Junto com ele, foi-se o cinema contíguo, os empregos, os descansos intrajornadas compartilhados e festivos, a reverência aos apaixonados e tudo o que era arte da vida pairando na dimensão entre tempo e realidade, o que alguns chamam de sonho ou vibração.
No letreiro apagado, agora dormente sobre a porta, as palavras em vermelho não brilham mais o viajante neon que brilhou por entre dois séculos, como em meus olhos, acendendo luzes e vontades e promessas explícitas: "Café Zazá, o prazer quente de um bom café. Desde 1932".

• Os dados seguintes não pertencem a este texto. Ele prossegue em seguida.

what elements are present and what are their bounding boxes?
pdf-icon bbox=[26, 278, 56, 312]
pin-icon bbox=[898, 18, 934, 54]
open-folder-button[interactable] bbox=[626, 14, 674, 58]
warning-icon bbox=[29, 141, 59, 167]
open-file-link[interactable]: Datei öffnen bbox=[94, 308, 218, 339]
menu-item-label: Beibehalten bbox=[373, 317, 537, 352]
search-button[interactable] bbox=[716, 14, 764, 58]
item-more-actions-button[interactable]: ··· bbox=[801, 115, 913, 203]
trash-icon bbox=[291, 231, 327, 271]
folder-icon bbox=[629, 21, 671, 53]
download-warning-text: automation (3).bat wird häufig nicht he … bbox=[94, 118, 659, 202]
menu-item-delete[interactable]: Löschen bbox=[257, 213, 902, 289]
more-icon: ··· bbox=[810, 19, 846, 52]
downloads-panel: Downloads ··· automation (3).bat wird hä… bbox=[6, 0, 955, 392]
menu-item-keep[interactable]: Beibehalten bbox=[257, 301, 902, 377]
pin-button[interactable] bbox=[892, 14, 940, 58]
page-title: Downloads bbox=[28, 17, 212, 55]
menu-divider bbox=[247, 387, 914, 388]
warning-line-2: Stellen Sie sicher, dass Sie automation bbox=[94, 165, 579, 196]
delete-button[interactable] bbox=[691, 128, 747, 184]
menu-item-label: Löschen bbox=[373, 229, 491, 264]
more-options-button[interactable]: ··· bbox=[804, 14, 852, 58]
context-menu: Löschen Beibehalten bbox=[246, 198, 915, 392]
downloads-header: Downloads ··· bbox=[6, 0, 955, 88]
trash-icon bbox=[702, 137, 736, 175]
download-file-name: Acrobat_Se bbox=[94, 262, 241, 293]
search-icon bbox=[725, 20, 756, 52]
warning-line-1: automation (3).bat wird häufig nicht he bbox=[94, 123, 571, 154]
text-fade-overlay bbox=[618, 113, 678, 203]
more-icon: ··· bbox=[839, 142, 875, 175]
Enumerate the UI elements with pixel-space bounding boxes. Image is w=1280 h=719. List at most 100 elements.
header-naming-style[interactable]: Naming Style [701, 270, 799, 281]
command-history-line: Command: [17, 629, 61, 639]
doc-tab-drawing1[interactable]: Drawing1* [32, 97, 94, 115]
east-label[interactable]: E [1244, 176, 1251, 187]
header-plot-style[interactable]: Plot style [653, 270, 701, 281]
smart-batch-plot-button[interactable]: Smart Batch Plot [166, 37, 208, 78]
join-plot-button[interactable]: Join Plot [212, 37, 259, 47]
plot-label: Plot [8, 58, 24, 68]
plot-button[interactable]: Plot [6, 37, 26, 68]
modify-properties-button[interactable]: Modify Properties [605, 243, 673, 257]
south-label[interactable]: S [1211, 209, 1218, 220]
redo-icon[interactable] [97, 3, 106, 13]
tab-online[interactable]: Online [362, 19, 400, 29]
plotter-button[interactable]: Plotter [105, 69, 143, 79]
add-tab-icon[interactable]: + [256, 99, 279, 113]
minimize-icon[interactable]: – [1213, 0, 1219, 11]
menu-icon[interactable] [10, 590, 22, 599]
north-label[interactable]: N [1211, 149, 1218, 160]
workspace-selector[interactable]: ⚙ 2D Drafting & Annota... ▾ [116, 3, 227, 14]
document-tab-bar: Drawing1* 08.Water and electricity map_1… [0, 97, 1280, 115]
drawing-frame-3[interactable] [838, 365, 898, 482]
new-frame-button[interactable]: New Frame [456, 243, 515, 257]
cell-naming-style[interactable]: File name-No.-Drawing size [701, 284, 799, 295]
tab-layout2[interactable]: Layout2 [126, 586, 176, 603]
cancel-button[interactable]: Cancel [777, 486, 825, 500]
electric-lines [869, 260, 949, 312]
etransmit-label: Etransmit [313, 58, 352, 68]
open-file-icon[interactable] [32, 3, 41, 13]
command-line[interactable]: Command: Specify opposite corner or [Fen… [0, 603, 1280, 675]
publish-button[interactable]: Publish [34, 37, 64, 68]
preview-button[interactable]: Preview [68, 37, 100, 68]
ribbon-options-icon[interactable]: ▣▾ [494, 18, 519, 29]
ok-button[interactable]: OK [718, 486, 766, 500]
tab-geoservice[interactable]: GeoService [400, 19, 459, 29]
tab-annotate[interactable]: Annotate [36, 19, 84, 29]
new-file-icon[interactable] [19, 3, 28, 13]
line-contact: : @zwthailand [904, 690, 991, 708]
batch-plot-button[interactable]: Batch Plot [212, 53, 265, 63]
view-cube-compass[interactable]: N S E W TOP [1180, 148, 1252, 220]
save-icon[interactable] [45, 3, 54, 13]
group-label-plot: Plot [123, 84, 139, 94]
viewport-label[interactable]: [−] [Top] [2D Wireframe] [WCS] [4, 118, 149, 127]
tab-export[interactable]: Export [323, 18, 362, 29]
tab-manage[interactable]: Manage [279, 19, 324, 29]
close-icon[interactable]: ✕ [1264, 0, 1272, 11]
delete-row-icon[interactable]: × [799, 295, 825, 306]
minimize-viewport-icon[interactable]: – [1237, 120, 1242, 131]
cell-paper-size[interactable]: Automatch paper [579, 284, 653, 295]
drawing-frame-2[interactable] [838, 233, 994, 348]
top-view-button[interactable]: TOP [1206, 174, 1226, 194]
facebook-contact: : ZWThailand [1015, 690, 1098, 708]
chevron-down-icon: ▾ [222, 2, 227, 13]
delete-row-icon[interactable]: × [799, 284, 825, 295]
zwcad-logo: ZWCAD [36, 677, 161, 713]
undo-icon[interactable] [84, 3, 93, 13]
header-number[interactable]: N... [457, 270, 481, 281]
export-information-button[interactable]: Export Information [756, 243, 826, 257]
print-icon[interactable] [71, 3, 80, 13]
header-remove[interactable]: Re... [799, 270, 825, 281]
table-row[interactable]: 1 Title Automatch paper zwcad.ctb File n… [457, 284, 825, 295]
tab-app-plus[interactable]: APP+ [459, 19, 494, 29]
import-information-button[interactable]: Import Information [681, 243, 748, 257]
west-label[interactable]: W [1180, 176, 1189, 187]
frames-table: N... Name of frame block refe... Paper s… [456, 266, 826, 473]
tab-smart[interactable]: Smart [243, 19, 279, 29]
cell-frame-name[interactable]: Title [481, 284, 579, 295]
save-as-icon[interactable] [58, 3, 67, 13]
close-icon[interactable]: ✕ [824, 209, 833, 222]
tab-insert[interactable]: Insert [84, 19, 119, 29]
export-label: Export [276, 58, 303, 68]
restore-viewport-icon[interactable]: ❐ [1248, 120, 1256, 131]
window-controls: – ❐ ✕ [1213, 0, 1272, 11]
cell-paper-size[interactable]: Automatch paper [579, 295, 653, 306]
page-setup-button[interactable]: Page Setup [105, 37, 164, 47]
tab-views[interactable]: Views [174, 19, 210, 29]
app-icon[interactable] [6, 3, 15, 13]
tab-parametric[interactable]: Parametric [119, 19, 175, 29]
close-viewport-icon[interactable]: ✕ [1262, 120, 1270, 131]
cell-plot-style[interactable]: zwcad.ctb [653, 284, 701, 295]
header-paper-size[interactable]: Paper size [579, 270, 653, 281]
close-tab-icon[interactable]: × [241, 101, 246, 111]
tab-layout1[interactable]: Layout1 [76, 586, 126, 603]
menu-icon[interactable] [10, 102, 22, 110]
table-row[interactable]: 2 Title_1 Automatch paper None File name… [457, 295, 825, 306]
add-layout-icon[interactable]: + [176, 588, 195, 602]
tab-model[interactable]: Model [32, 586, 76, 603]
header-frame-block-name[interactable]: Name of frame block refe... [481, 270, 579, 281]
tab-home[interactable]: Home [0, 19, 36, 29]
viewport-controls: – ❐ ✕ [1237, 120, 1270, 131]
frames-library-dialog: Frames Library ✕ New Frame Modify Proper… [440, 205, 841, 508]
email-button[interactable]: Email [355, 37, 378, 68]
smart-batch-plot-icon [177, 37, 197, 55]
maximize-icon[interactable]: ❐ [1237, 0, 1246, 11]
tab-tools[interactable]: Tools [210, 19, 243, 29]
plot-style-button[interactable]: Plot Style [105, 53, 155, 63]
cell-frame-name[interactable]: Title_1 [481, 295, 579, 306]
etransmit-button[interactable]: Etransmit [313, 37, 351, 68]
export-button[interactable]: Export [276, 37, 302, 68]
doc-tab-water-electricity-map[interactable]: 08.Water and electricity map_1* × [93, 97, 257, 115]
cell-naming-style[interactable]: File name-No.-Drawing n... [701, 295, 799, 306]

O corpo do velho Café rendeu-se às incursões da realidade nova e brutal; sua alma talvez resista vagando em exiguas lembranças, páginas de livros, desejos sensuais já se tornando obsoletos. Talvez resista e insista na existência onírica com letreiros flutuando numa teimosia sempre acesa.
Mas do que uma vez ali foi vida, seja o que isso significou para suas bacantes personagens, nunca mais o cheiro quente das fumaças desenhando tempo e desejos sobre as xícaras nas mesas, nunca mais as bocas, sorrisos, falas, caldas escorrendo das colheres para as almas. Nunca mais orgia no Café Zazá.